First Father, Then Son: Two Lives Lost in Vidarbha For Just Rs 75,000

Yogita Chaudhary, who lost her husband a few days ago, sits with her mother-in-law outside their home in Vidarbha.

Yavatmal, Maharashtra: Little Kanhaiya is hungry and crying. The one-year-old has no idea that he has lost his father. Battling her pain, his 25-year-old mother, Yogita Chaudhary manages a fake smile to console her child. But who will console her?

Just two days ago, her husband Mahesh was found dead near the village temple in Daheli in Maharashtra's Yavatmal district. The 32-year-old consumed poison to escape the unending cycle of failed crops and endless loans.

This monsoon, armed with a loan of Rs 50,000, Mahesh had managed to buy cotton seeds and sow them thrice. However, erratic rains ensured they all died.

His fourth attempt was marginally successful, but all his three-acre field could offer was three quintals of cotton as against the 15 he was expecting.

"He was upset but he never even told me what was wrong," says Yogita, adding, "I have to take care of my mother-in-law, my baby and I'm six months pregnant."
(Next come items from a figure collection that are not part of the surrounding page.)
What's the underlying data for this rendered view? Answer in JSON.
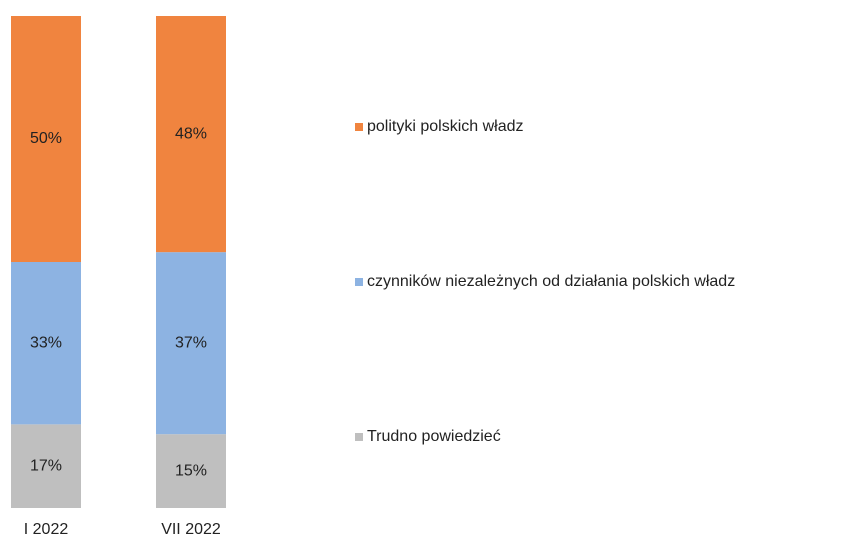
{
  "chart_data": {
    "type": "stacked_bar",
    "categories": [
      "I 2022",
      "VII 2022"
    ],
    "series": [
      {
        "name": "polityki polskich władz",
        "color": "#f0843f",
        "values": [
          50,
          48
        ],
        "value_labels": [
          "50%",
          "48%"
        ]
      },
      {
        "name": "czynników niezależnych od działania polskich władz",
        "color": "#8db3e2",
        "values": [
          33,
          37
        ],
        "value_labels": [
          "33%",
          "37%"
        ]
      },
      {
        "name": "Trudno powiedzieć",
        "color": "#bfbfbf",
        "values": [
          17,
          15
        ],
        "value_labels": [
          "17%",
          "15%"
        ]
      }
    ]
  }
}
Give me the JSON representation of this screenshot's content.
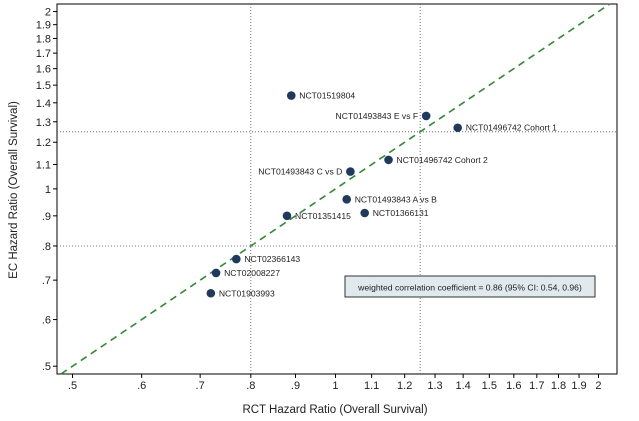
{
  "chart_data": {
    "type": "scatter",
    "title": "",
    "xlabel": "RCT Hazard Ratio (Overall Survival)",
    "ylabel": "EC Hazard Ratio (Overall Survival)",
    "x_scale": "log",
    "y_scale": "log",
    "xlim": [
      0.48,
      2.1
    ],
    "ylim": [
      0.485,
      2.06
    ],
    "x_ticks": [
      0.5,
      0.6,
      0.7,
      0.8,
      0.9,
      1.0,
      1.1,
      1.2,
      1.3,
      1.4,
      1.5,
      1.6,
      1.7,
      1.8,
      1.9,
      2.0
    ],
    "x_tick_labels": [
      ".5",
      ".6",
      ".7",
      ".8",
      ".9",
      "1",
      "1.1",
      "1.2",
      "1.3",
      "1.4",
      "1.5",
      "1.6",
      "1.7",
      "1.8",
      "1.9",
      "2"
    ],
    "y_ticks": [
      0.5,
      0.6,
      0.7,
      0.8,
      0.9,
      1.0,
      1.1,
      1.2,
      1.3,
      1.4,
      1.5,
      1.6,
      1.7,
      1.8,
      1.9,
      2.0
    ],
    "y_tick_labels": [
      ".5",
      ".6",
      ".7",
      ".8",
      ".9",
      "1",
      "1.1",
      "1.2",
      "1.3",
      "1.4",
      "1.5",
      "1.6",
      "1.7",
      "1.8",
      "1.9",
      "2"
    ],
    "reference_lines": {
      "vertical": [
        0.8,
        1.25
      ],
      "horizontal": [
        0.8,
        1.25
      ]
    },
    "identity_line": true,
    "points": [
      {
        "label": "NCT01519804",
        "x": 0.89,
        "y": 1.44,
        "label_pos": "right"
      },
      {
        "label": "NCT01493843 E vs F",
        "x": 1.27,
        "y": 1.33,
        "label_pos": "left"
      },
      {
        "label": "NCT01496742 Cohort 1",
        "x": 1.38,
        "y": 1.27,
        "label_pos": "right"
      },
      {
        "label": "NCT01496742 Cohort 2",
        "x": 1.15,
        "y": 1.12,
        "label_pos": "right"
      },
      {
        "label": "NCT01493843 C vs D",
        "x": 1.04,
        "y": 1.07,
        "label_pos": "left"
      },
      {
        "label": "NCT01493843 A vs B",
        "x": 1.03,
        "y": 0.96,
        "label_pos": "right"
      },
      {
        "label": "NCT01366131",
        "x": 1.08,
        "y": 0.91,
        "label_pos": "right"
      },
      {
        "label": "NCT01351415",
        "x": 0.88,
        "y": 0.9,
        "label_pos": "right"
      },
      {
        "label": "NCT02366143",
        "x": 0.77,
        "y": 0.76,
        "label_pos": "right"
      },
      {
        "label": "NCT02008227",
        "x": 0.73,
        "y": 0.72,
        "label_pos": "right"
      },
      {
        "label": "NCT01903993",
        "x": 0.72,
        "y": 0.665,
        "label_pos": "right"
      }
    ],
    "annotation": "weighted correlation coefficient = 0.86 (95% CI: 0.54, 0.96)",
    "colors": {
      "point": "#1f3a5f",
      "identity_line": "#2e8b2e",
      "annotation_fill": "#dfe9ee"
    },
    "grid": false
  }
}
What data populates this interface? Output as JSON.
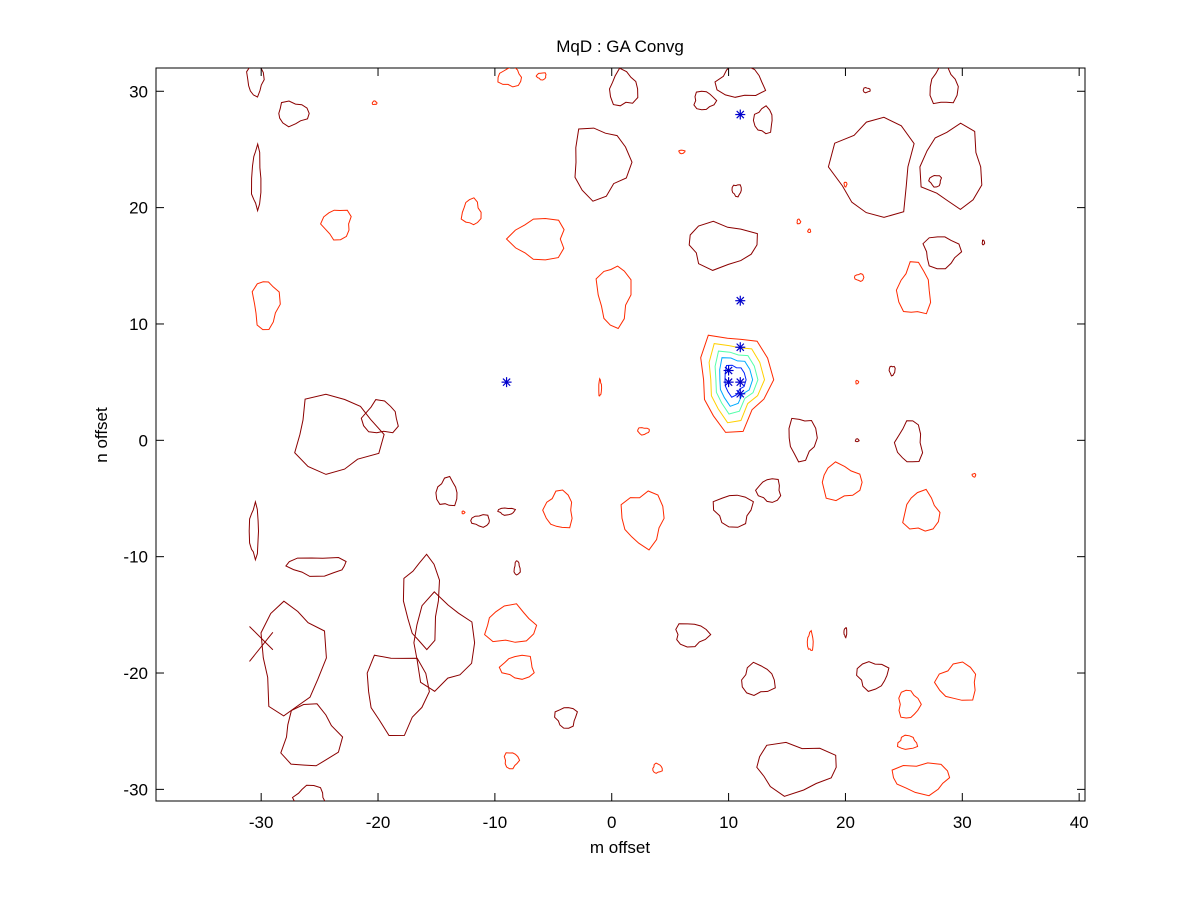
{
  "chart_data": {
    "type": "contour",
    "title": "MqD : GA Convg",
    "xlabel": "m offset",
    "ylabel": "n offset",
    "xlim": [
      -39,
      40.5
    ],
    "ylim": [
      -31,
      32
    ],
    "xticks": [
      -30,
      -20,
      -10,
      0,
      10,
      20,
      30,
      40
    ],
    "yticks": [
      -30,
      -20,
      -10,
      0,
      10,
      20,
      30
    ],
    "xtick_labels": [
      "-30",
      "-20",
      "-10",
      "0",
      "10",
      "20",
      "30",
      "40"
    ],
    "ytick_labels": [
      "-30",
      "-20",
      "-10",
      "0",
      "10",
      "20",
      "30"
    ],
    "grid": false,
    "contour_peak": {
      "center": [
        10.5,
        5.2
      ],
      "levels": [
        {
          "rx": 3.0,
          "ry": 4.1,
          "color": "#ff2a00"
        },
        {
          "rx": 2.3,
          "ry": 3.3,
          "color": "#ffd000"
        },
        {
          "rx": 1.8,
          "ry": 2.6,
          "color": "#55ffaa"
        },
        {
          "rx": 1.4,
          "ry": 2.0,
          "color": "#00aaff"
        },
        {
          "rx": 0.9,
          "ry": 1.3,
          "color": "#0022ff"
        }
      ]
    },
    "contour_blobs": [
      {
        "cx": -30.5,
        "cy": 31,
        "rx": 0.7,
        "ry": 1.3,
        "color": "#8b0000"
      },
      {
        "cx": -27.3,
        "cy": 28.1,
        "rx": 1.3,
        "ry": 1.0,
        "color": "#8b0000"
      },
      {
        "cx": -20.3,
        "cy": 29,
        "rx": 0.2,
        "ry": 0.15,
        "color": "#ff2a00"
      },
      {
        "cx": -30.4,
        "cy": 22.5,
        "rx": 0.4,
        "ry": 2.6,
        "color": "#8b0000"
      },
      {
        "cx": -23.5,
        "cy": 18.6,
        "rx": 1.2,
        "ry": 1.3,
        "color": "#ff2a00"
      },
      {
        "cx": -29.6,
        "cy": 11.7,
        "rx": 1.1,
        "ry": 2.1,
        "color": "#ff2a00"
      },
      {
        "cx": -23.6,
        "cy": 0.5,
        "rx": 3.6,
        "ry": 3.3,
        "color": "#8b0000"
      },
      {
        "cx": -19.8,
        "cy": 1.9,
        "rx": 1.5,
        "ry": 1.4,
        "color": "#8b0000"
      },
      {
        "cx": -30.6,
        "cy": -7.8,
        "rx": 0.4,
        "ry": 2.2,
        "color": "#8b0000"
      },
      {
        "cx": -25.2,
        "cy": -10.8,
        "rx": 2.5,
        "ry": 0.8,
        "color": "#8b0000"
      },
      {
        "cx": -27.4,
        "cy": -18.7,
        "rx": 2.7,
        "ry": 4.6,
        "color": "#8b0000"
      },
      {
        "cx": -25.8,
        "cy": -25.5,
        "rx": 2.4,
        "ry": 2.7,
        "color": "#8b0000"
      },
      {
        "cx": -25.8,
        "cy": -30.7,
        "rx": 1.3,
        "ry": 1.0,
        "color": "#8b0000"
      },
      {
        "cx": -16.2,
        "cy": -13.8,
        "rx": 1.5,
        "ry": 3.8,
        "color": "#8b0000"
      },
      {
        "cx": -18.4,
        "cy": -21.6,
        "rx": 2.6,
        "ry": 3.4,
        "color": "#8b0000"
      },
      {
        "cx": -14.5,
        "cy": -17.4,
        "rx": 2.6,
        "ry": 3.8,
        "color": "#8b0000"
      },
      {
        "cx": -8.7,
        "cy": -15.9,
        "rx": 2.1,
        "ry": 1.6,
        "color": "#ff2a00"
      },
      {
        "cx": -8.0,
        "cy": -19.5,
        "rx": 1.4,
        "ry": 1.0,
        "color": "#ff2a00"
      },
      {
        "cx": -3.9,
        "cy": -23.8,
        "rx": 0.9,
        "ry": 0.9,
        "color": "#8b0000"
      },
      {
        "cx": -8.6,
        "cy": -27.5,
        "rx": 0.6,
        "ry": 0.7,
        "color": "#ff2a00"
      },
      {
        "cx": 3.9,
        "cy": -28.2,
        "rx": 0.4,
        "ry": 0.4,
        "color": "#ff2a00"
      },
      {
        "cx": -14.1,
        "cy": -4.5,
        "rx": 0.9,
        "ry": 1.2,
        "color": "#8b0000"
      },
      {
        "cx": -11.2,
        "cy": -6.9,
        "rx": 0.8,
        "ry": 0.5,
        "color": "#8b0000"
      },
      {
        "cx": -9.0,
        "cy": -6.1,
        "rx": 0.7,
        "ry": 0.3,
        "color": "#8b0000"
      },
      {
        "cx": -12.7,
        "cy": -6.2,
        "rx": 0.12,
        "ry": 0.12,
        "color": "#ff2a00"
      },
      {
        "cx": -8.1,
        "cy": -11.0,
        "rx": 0.25,
        "ry": 0.6,
        "color": "#8b0000"
      },
      {
        "cx": -4.5,
        "cy": -6.0,
        "rx": 1.2,
        "ry": 1.6,
        "color": "#ff2a00"
      },
      {
        "cx": 2.7,
        "cy": -6.7,
        "rx": 1.8,
        "ry": 2.3,
        "color": "#ff2a00"
      },
      {
        "cx": 2.7,
        "cy": 0.8,
        "rx": 0.5,
        "ry": 0.3,
        "color": "#ff2a00"
      },
      {
        "cx": -1.0,
        "cy": 4.5,
        "rx": 0.12,
        "ry": 0.7,
        "color": "#ff2a00"
      },
      {
        "cx": -12.0,
        "cy": 19.6,
        "rx": 0.8,
        "ry": 1.1,
        "color": "#ff2a00"
      },
      {
        "cx": -6.2,
        "cy": 17.3,
        "rx": 2.3,
        "ry": 1.8,
        "color": "#ff2a00"
      },
      {
        "cx": 0.2,
        "cy": 12.5,
        "rx": 1.4,
        "ry": 2.6,
        "color": "#ff2a00"
      },
      {
        "cx": -1.0,
        "cy": 23.9,
        "rx": 2.4,
        "ry": 3.0,
        "color": "#8b0000"
      },
      {
        "cx": 1.0,
        "cy": 30.2,
        "rx": 1.2,
        "ry": 1.5,
        "color": "#8b0000"
      },
      {
        "cx": -8.7,
        "cy": 31.2,
        "rx": 1.0,
        "ry": 0.8,
        "color": "#ff2a00"
      },
      {
        "cx": -6.0,
        "cy": 31.3,
        "rx": 0.4,
        "ry": 0.3,
        "color": "#ff2a00"
      },
      {
        "cx": 6.0,
        "cy": 24.8,
        "rx": 0.25,
        "ry": 0.15,
        "color": "#ff2a00"
      },
      {
        "cx": 7.9,
        "cy": 29.2,
        "rx": 0.9,
        "ry": 0.8,
        "color": "#8b0000"
      },
      {
        "cx": 11.0,
        "cy": 30.8,
        "rx": 2.0,
        "ry": 1.4,
        "color": "#8b0000"
      },
      {
        "cx": 13.0,
        "cy": 27.5,
        "rx": 0.8,
        "ry": 1.1,
        "color": "#8b0000"
      },
      {
        "cx": 10.7,
        "cy": 21.5,
        "rx": 0.4,
        "ry": 0.5,
        "color": "#8b0000"
      },
      {
        "cx": 9.4,
        "cy": 16.8,
        "rx": 2.9,
        "ry": 1.9,
        "color": "#8b0000"
      },
      {
        "cx": 16.0,
        "cy": 18.8,
        "rx": 0.15,
        "ry": 0.2,
        "color": "#ff2a00"
      },
      {
        "cx": 16.9,
        "cy": 18.0,
        "rx": 0.12,
        "ry": 0.15,
        "color": "#ff2a00"
      },
      {
        "cx": 22.5,
        "cy": 23.5,
        "rx": 3.4,
        "ry": 4.2,
        "color": "#8b0000"
      },
      {
        "cx": 20.0,
        "cy": 22.0,
        "rx": 0.12,
        "ry": 0.2,
        "color": "#ff2a00"
      },
      {
        "cx": 21.8,
        "cy": 30.1,
        "rx": 0.3,
        "ry": 0.2,
        "color": "#8b0000"
      },
      {
        "cx": 28.4,
        "cy": 30.4,
        "rx": 1.2,
        "ry": 1.6,
        "color": "#8b0000"
      },
      {
        "cx": 29.2,
        "cy": 23.5,
        "rx": 2.6,
        "ry": 3.4,
        "color": "#8b0000"
      },
      {
        "cx": 27.7,
        "cy": 22.3,
        "rx": 0.5,
        "ry": 0.5,
        "color": "#8b0000"
      },
      {
        "cx": 28.2,
        "cy": 16.2,
        "rx": 1.5,
        "ry": 1.4,
        "color": "#8b0000"
      },
      {
        "cx": 31.8,
        "cy": 17.0,
        "rx": 0.1,
        "ry": 0.2,
        "color": "#8b0000"
      },
      {
        "cx": 25.9,
        "cy": 12.9,
        "rx": 1.4,
        "ry": 2.2,
        "color": "#ff2a00"
      },
      {
        "cx": 21.2,
        "cy": 14.0,
        "rx": 0.4,
        "ry": 0.3,
        "color": "#ff2a00"
      },
      {
        "cx": 24.0,
        "cy": 6.0,
        "rx": 0.25,
        "ry": 0.4,
        "color": "#8b0000"
      },
      {
        "cx": 21.0,
        "cy": 5.0,
        "rx": 0.12,
        "ry": 0.15,
        "color": "#ff2a00"
      },
      {
        "cx": 21.0,
        "cy": 0.0,
        "rx": 0.15,
        "ry": 0.12,
        "color": "#8b0000"
      },
      {
        "cx": 25.5,
        "cy": -0.2,
        "rx": 1.1,
        "ry": 1.8,
        "color": "#8b0000"
      },
      {
        "cx": 31.0,
        "cy": -3.0,
        "rx": 0.15,
        "ry": 0.15,
        "color": "#ff2a00"
      },
      {
        "cx": 16.3,
        "cy": 0.2,
        "rx": 1.2,
        "ry": 1.8,
        "color": "#8b0000"
      },
      {
        "cx": 19.6,
        "cy": -3.6,
        "rx": 1.7,
        "ry": 1.5,
        "color": "#ff2a00"
      },
      {
        "cx": 26.5,
        "cy": -6.2,
        "rx": 1.5,
        "ry": 1.7,
        "color": "#ff2a00"
      },
      {
        "cx": 13.5,
        "cy": -4.3,
        "rx": 1.0,
        "ry": 1.0,
        "color": "#8b0000"
      },
      {
        "cx": 10.4,
        "cy": -6.0,
        "rx": 1.6,
        "ry": 1.4,
        "color": "#8b0000"
      },
      {
        "cx": 6.8,
        "cy": -16.7,
        "rx": 1.4,
        "ry": 1.0,
        "color": "#8b0000"
      },
      {
        "cx": 12.5,
        "cy": -20.6,
        "rx": 1.4,
        "ry": 1.3,
        "color": "#8b0000"
      },
      {
        "cx": 17.0,
        "cy": -17.3,
        "rx": 0.25,
        "ry": 0.8,
        "color": "#ff2a00"
      },
      {
        "cx": 20.0,
        "cy": -16.5,
        "rx": 0.12,
        "ry": 0.4,
        "color": "#8b0000"
      },
      {
        "cx": 22.3,
        "cy": -20.2,
        "rx": 1.3,
        "ry": 1.2,
        "color": "#8b0000"
      },
      {
        "cx": 25.4,
        "cy": -22.7,
        "rx": 0.9,
        "ry": 1.2,
        "color": "#ff2a00"
      },
      {
        "cx": 25.3,
        "cy": -26.0,
        "rx": 0.8,
        "ry": 0.6,
        "color": "#ff2a00"
      },
      {
        "cx": 29.6,
        "cy": -20.8,
        "rx": 1.7,
        "ry": 1.6,
        "color": "#ff2a00"
      },
      {
        "cx": 26.5,
        "cy": -29.0,
        "rx": 2.4,
        "ry": 1.3,
        "color": "#ff2a00"
      },
      {
        "cx": 15.7,
        "cy": -28.1,
        "rx": 3.4,
        "ry": 2.1,
        "color": "#8b0000"
      }
    ],
    "scatter_points": [
      {
        "x": 11,
        "y": 28
      },
      {
        "x": 11,
        "y": 12
      },
      {
        "x": 11,
        "y": 8
      },
      {
        "x": 10,
        "y": 6
      },
      {
        "x": 10,
        "y": 5
      },
      {
        "x": 11,
        "y": 5
      },
      {
        "x": 11,
        "y": 4
      },
      {
        "x": -9,
        "y": 5
      }
    ],
    "marker_color": "#0000cc",
    "extra_marks": [
      {
        "x1": -31.0,
        "y1": -16.0,
        "x2": -29.0,
        "y2": -18.0,
        "color": "#8b0000"
      },
      {
        "x1": -31.0,
        "y1": -19.0,
        "x2": -29.0,
        "y2": -16.5,
        "color": "#8b0000"
      }
    ]
  }
}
For the Chaudharys it seems like a repeat of a tragedy that hit them in 2007, when Mahesh's father committed suicide, also because he was unable to repay a Rs 25,000 loan.

"That's two lives lost to the agrarian crisis, all for Rs 75,000. That's the value of lives in Vidarbha," laments local resident Jaykumar Chaudhary who quit farming to become a contractor.

"If i had continued, I too could have done the same," he adds.

To address the acute drought-like conditions in 19,000 of Maharashtra's 39,000 villages, Chief Minister Devendra Fadnavis announced a Rs 7,000 crore relief package which would compensate crop loss, waive power bills and restructure farm loans.

The new BJP government will spend Rs 3,925 crores on  compensating farmers who lost their crop on over 9 million hectares of land.

Power bills from September to November have also been waived as has interest on loans for the 2014 kharif season.

Farmer advocacy groups say packages will only bring temporary relief. "Bigger focus has to be on remunerative prices where input costs are less than the minimum support price. Farming had to be viable," says Kishore Tiwari, president of Vidarbha Jan Andolan Samiti.